Statistical Analysis
Beta Regression Model
library(betareg) #Beta Regression
beta_model <- betareg(formula = Life_Expectancy_65 ~ Smoking_Prevalence + Alcohol_Consumption, data = WDI2)
summary(beta_model)
##
## Call:
## betareg(formula = Life_Expectancy_65 ~ Smoking_Prevalence + Alcohol_Consumption,
## data = WDI2)
##
## Quantile residuals:
## Min 1Q Median 3Q Max
## -2.7210 -0.8208 -0.0291 0.7456 2.7805
##
## Coefficients (mean model with logit link):
## Estimate Std. Error z value Pr(>|z|)
## (Intercept) 0.443642 0.115567 3.839 0.000124 ***
## Smoking_Prevalence 0.004756 0.002978 1.597 0.110328
## Alcohol_Consumption 0.028690 0.006790 4.225 2.38e-05 ***
##
## Phi coefficients (precision model with identity link):
## Estimate Std. Error z value Pr(>|z|)
## (phi) 13.535 1.295 10.45 <2e-16 ***
## ---
## Signif. codes: 0 '***' 0.001 '**' 0.01 '*' 0.05 '.' 0.1 ' ' 1
##
## Type of estimator: ML (maximum likelihood)
## Log-likelihood: 149.1 on 4 Df
## Pseudo R-squared: 0.08142
## Number of iterations: 10 (BFGS) + 2 (Fisher scoring)
Interpretation of Results Using Clarify
Average Marginal Effects(Smoking_Prevalence and Life_Expectancy_65)
library(clarify)
set.seed(123) #Repeatable Results
beta_sim <- sim(beta_model)
ame_beta <- sim_ame(beta_sim, var = "Smoking_Prevalence", contrast = "rd")
summary(ame_beta)
## Estimate 2.5 % 97.5 %
## E[dY/d(Smoking_Prevalence)] 0.001003 -0.000357 0.002187
- There is no statistically significant relationship between the percentage of men who smoke and the proportion of men surviving to the age of 65. The confidence interval ranges from -0.000357 to 0.002187. Since zero is included within this range, we can conclude that the effect of smoking on survival to age 65 is not significant.
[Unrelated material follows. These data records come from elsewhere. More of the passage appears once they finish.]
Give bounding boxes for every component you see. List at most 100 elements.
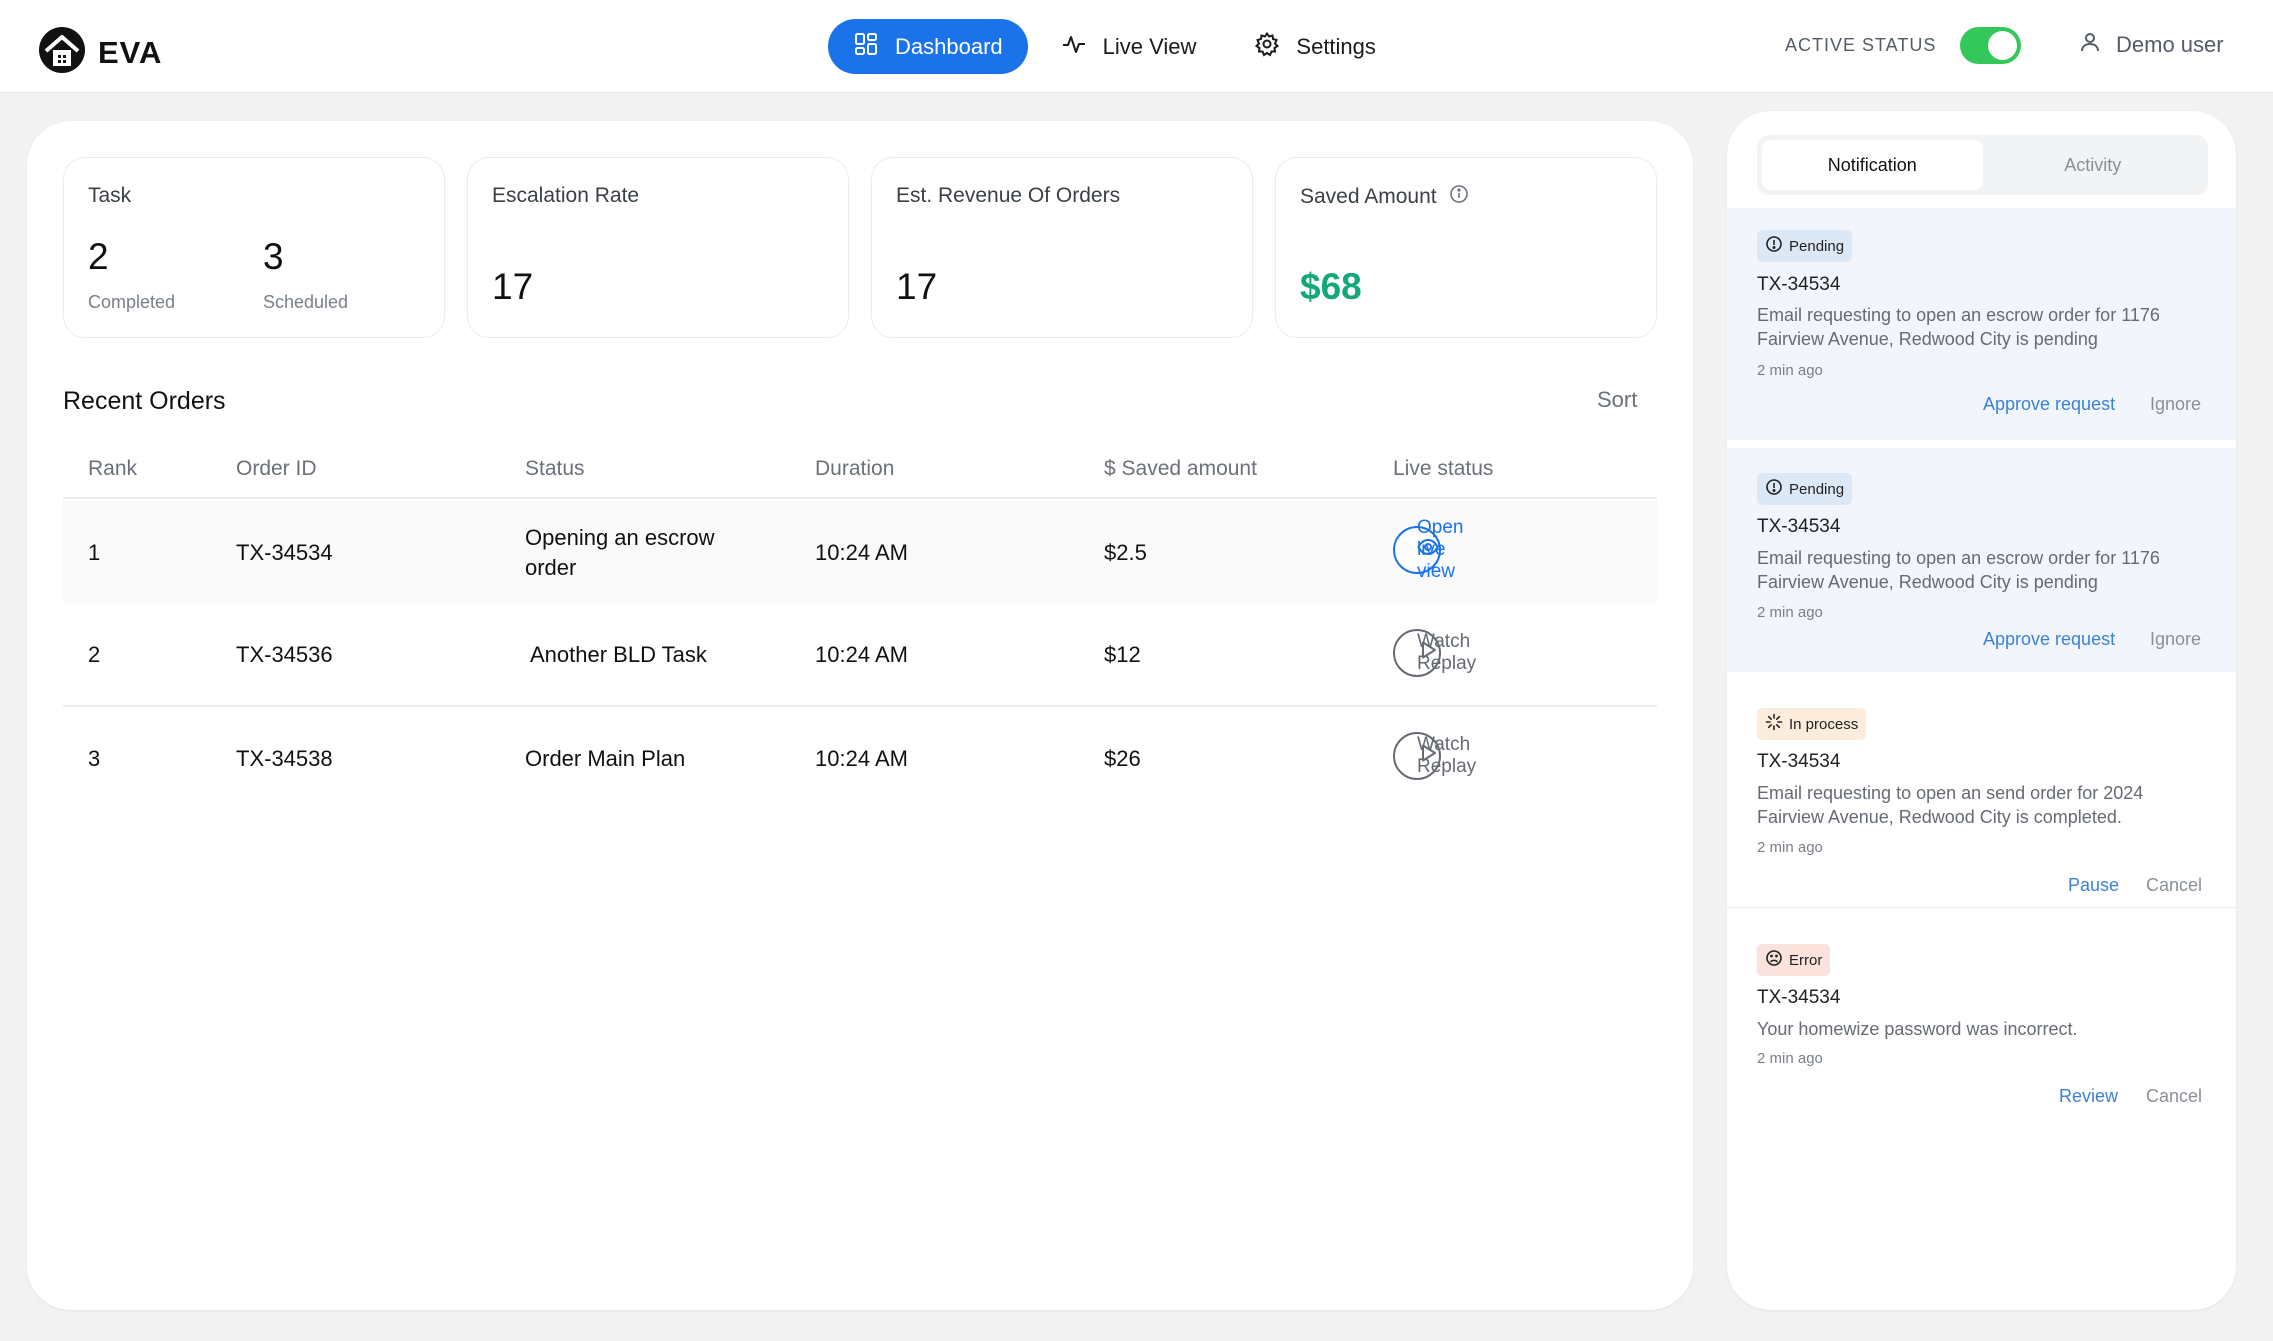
active-status: ACTIVE STATUS: [1785, 27, 2022, 64]
alert-circle-icon: [1765, 235, 1783, 257]
row-rank: 1: [88, 539, 101, 565]
notification-message-line: Email requesting to open an escrow order…: [1757, 548, 2160, 568]
play-icon: [1417, 742, 1439, 770]
saved-amount-value: $68: [1300, 266, 1362, 307]
nav-live-view-label: Live View: [1102, 33, 1197, 59]
review-button[interactable]: Review: [2059, 1086, 2119, 1106]
nav-live-view[interactable]: Live View: [1036, 19, 1222, 74]
row-duration: 10:24 AM: [815, 641, 908, 667]
escalation-rate-card: Escalation Rate 17: [467, 157, 849, 338]
notification-message: Your homewize password was incorrect.: [1757, 1019, 2078, 1039]
table-row[interactable]: 3 TX-34538 Order Main Plan 10:24 AM $26 …: [63, 707, 1657, 810]
home-logo-icon: [38, 26, 86, 79]
row-saved-amount: $2.5: [1104, 539, 1147, 565]
orders-table-header: Rank Order ID Status Duration $ Saved am…: [63, 441, 1657, 499]
status-badge-label: In process: [1789, 715, 1859, 733]
open-live-view-label: Open live view: [1417, 517, 1464, 582]
saved-amount-header: Saved Amount: [1300, 184, 1469, 210]
notification-message-line: Fairview Avenue, Redwood City is pending: [1757, 329, 2098, 349]
notification-message-line: Fairview Avenue, Redwood City is pending: [1757, 572, 2098, 592]
notification-item: Pending TX-34534 Email requesting to ope…: [1727, 448, 2236, 672]
notification-order-id: TX-34534: [1757, 516, 1841, 537]
notification-message: Email requesting to open an escrow order…: [1757, 303, 2207, 351]
recent-orders-title: Recent Orders: [63, 387, 226, 415]
ignore-button[interactable]: Ignore: [2150, 629, 2202, 649]
notification-order-id: TX-34534: [1757, 274, 1841, 295]
cancel-button[interactable]: Cancel: [2146, 875, 2203, 895]
escalation-rate-title: Escalation Rate: [492, 184, 640, 207]
user-icon: [2078, 30, 2102, 60]
notification-message: Email requesting to open an escrow order…: [1757, 546, 2207, 594]
play-icon: [1417, 639, 1439, 667]
row-rank: 2: [88, 641, 101, 667]
dashboard-panel: Task 2 Completed 3 Scheduled Escalation …: [27, 121, 1693, 1310]
nav-dashboard[interactable]: Dashboard: [828, 19, 1028, 74]
pause-button[interactable]: Pause: [2068, 875, 2120, 895]
notification-message-line: Email requesting to open an send order f…: [1757, 783, 2144, 803]
open-live-view-button[interactable]: Open live view: [1393, 517, 1463, 582]
notification-message-line: Email requesting to open an escrow order…: [1757, 305, 2160, 325]
nav-settings[interactable]: Settings: [1229, 19, 1401, 74]
notification-message: Email requesting to open an send order f…: [1757, 781, 2207, 829]
row-saved-amount: $26: [1104, 745, 1141, 771]
row-status: Another BLD Task: [530, 641, 707, 667]
status-badge: In process: [1757, 708, 1867, 740]
brand-logo[interactable]: EVA: [38, 26, 162, 79]
row-status: Order Main Plan: [525, 745, 686, 771]
task-completed-value: 2: [88, 236, 109, 277]
notification-time: 2 min ago: [1757, 362, 1823, 379]
saved-amount-title: Saved Amount: [1300, 185, 1437, 208]
watch-replay-label: Watch Replay: [1417, 734, 1477, 777]
sad-face-icon: [1765, 949, 1783, 971]
task-scheduled-label: Scheduled: [263, 292, 349, 312]
sort-button[interactable]: Sort: [1597, 387, 1638, 412]
col-saved-amount: $ Saved amount: [1104, 457, 1257, 480]
row-order-id: TX-34536: [236, 641, 333, 667]
brand-name: EVA: [98, 34, 163, 70]
status-badge: Pending: [1757, 473, 1853, 505]
eye-icon: [1417, 536, 1439, 564]
watch-replay-label: Watch Replay: [1417, 631, 1477, 674]
main-nav: Dashboard Live View Settings: [828, 19, 1401, 74]
tab-activity[interactable]: Activity: [2064, 154, 2122, 175]
watch-replay-button[interactable]: Watch Replay: [1393, 732, 1476, 780]
task-completed-label: Completed: [88, 292, 176, 312]
alert-circle-icon: [1765, 478, 1783, 500]
cancel-button[interactable]: Cancel: [2146, 1086, 2203, 1106]
col-live-status: Live status: [1393, 457, 1494, 480]
ignore-button[interactable]: Ignore: [2150, 394, 2202, 414]
row-status-line: Opening an escrow: [525, 524, 715, 550]
table-row[interactable]: 1 TX-34534 Opening an escrow order 10:24…: [63, 501, 1657, 604]
active-status-toggle[interactable]: [1960, 27, 2022, 64]
tab-notification[interactable]: Notification: [1762, 140, 1983, 190]
notification-order-id: TX-34534: [1757, 751, 1841, 772]
col-status: Status: [525, 457, 585, 480]
nav-dashboard-label: Dashboard: [895, 33, 1003, 59]
revenue-title: Est. Revenue Of Orders: [896, 184, 1121, 207]
row-saved-amount: $12: [1104, 641, 1141, 667]
approve-request-button[interactable]: Approve request: [1983, 629, 2116, 649]
task-card: Task 2 Completed 3 Scheduled: [63, 157, 445, 338]
notification-order-id: TX-34534: [1757, 987, 1841, 1008]
nav-settings-label: Settings: [1296, 33, 1376, 59]
approve-request-button[interactable]: Approve request: [1983, 394, 2116, 414]
escalation-rate-value: 17: [492, 266, 534, 307]
table-row[interactable]: 2 TX-34536 Another BLD Task 10:24 AM $12…: [63, 604, 1657, 707]
row-status: Opening an escrow order: [525, 523, 715, 583]
info-icon[interactable]: [1449, 184, 1469, 210]
panel-tabs: Notification Activity: [1757, 135, 2208, 195]
notification-item: Error TX-34534 Your homewize password wa…: [1727, 908, 2236, 1118]
col-order-id: Order ID: [236, 457, 317, 480]
watch-replay-button[interactable]: Watch Replay: [1393, 629, 1476, 677]
gear-icon: [1254, 31, 1280, 63]
task-card-title: Task: [88, 184, 132, 207]
status-badge-label: Pending: [1789, 480, 1845, 498]
row-duration: 10:24 AM: [815, 745, 908, 771]
notification-item: Pending TX-34534 Email requesting to ope…: [1727, 208, 2236, 440]
user-menu[interactable]: Demo user: [2078, 30, 2224, 60]
status-badge-label: Pending: [1789, 237, 1845, 255]
row-status-line: order: [525, 554, 577, 580]
user-name: Demo user: [2116, 32, 2224, 57]
grid-icon: [853, 31, 879, 63]
row-duration: 10:24 AM: [815, 539, 908, 565]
In simpler terms, smoking does not appear to influence the proportion of men surviving to the age of 65.
Average Marginal Effects(Alcohol_Consumption and Life_Expectancy_65)
set.seed(1234) #Repeatable Results
beta1_sim <- sim(beta_model)
ame1_beta <- sim_ame(beta1_sim, var = "Alcohol_Consumption", contrast = "rd")
summary(ame1_beta)
## Estimate 2.5 % 97.5 %
## E[dY/d(Alcohol_Consumption)] 0.00605 0.00321 0.00884
Average Dose Response (Prediction)
adrf <- sim_adrf(beta1_sim, var = "Alcohol_Consumption", contrast = "adrf")
plot(adrf)
- Unlike the relationship between tobacco use among males and mens
survival rate to age 65, there is a significant relationship between the
Amount of Alcohol consumed among males and the proportion of men
surviving until there 65. There is a significant relationship between
the variables because zero does not fall between the range of the
confidence intervals 0.00321 to 0.00884. So we can say that Alcohol
consumption does have an impact on the proportion of men surviving to
the age of 65. It can be said that for 1 liter increase in alcohol
consumption, the proportion of men surviving to age 65 increases by
0.00605. The graph portrays how different levels of Alcohol
Consumption(liters) impact the proportion of men surviving to the age of
65.By looking at the graph you can see that as Alcohol Consumption(x
axis) increases the proportion of men surviving to 65(y axis) also
increases. The graph depicts a positive relationship between the two
variables.
Conclusion
I was not expecting these results. I was surprised to find that the percentage of men who smoke did not have a significant impact on the proportion of men surviving to age 65. Additionally, I was shocked to observe a positive relationship between alcohol consumption and male survival rates, where an increase in alcohol consumption corresponded to a higher proportion of men reaching the age of 65. I wonder if I add more predictors to the model such as GDP, Education Levels, and Health(Diet, Exercise), would the results change? I will have to conduct further analysis to determine if adding more predictors to my model will change the results.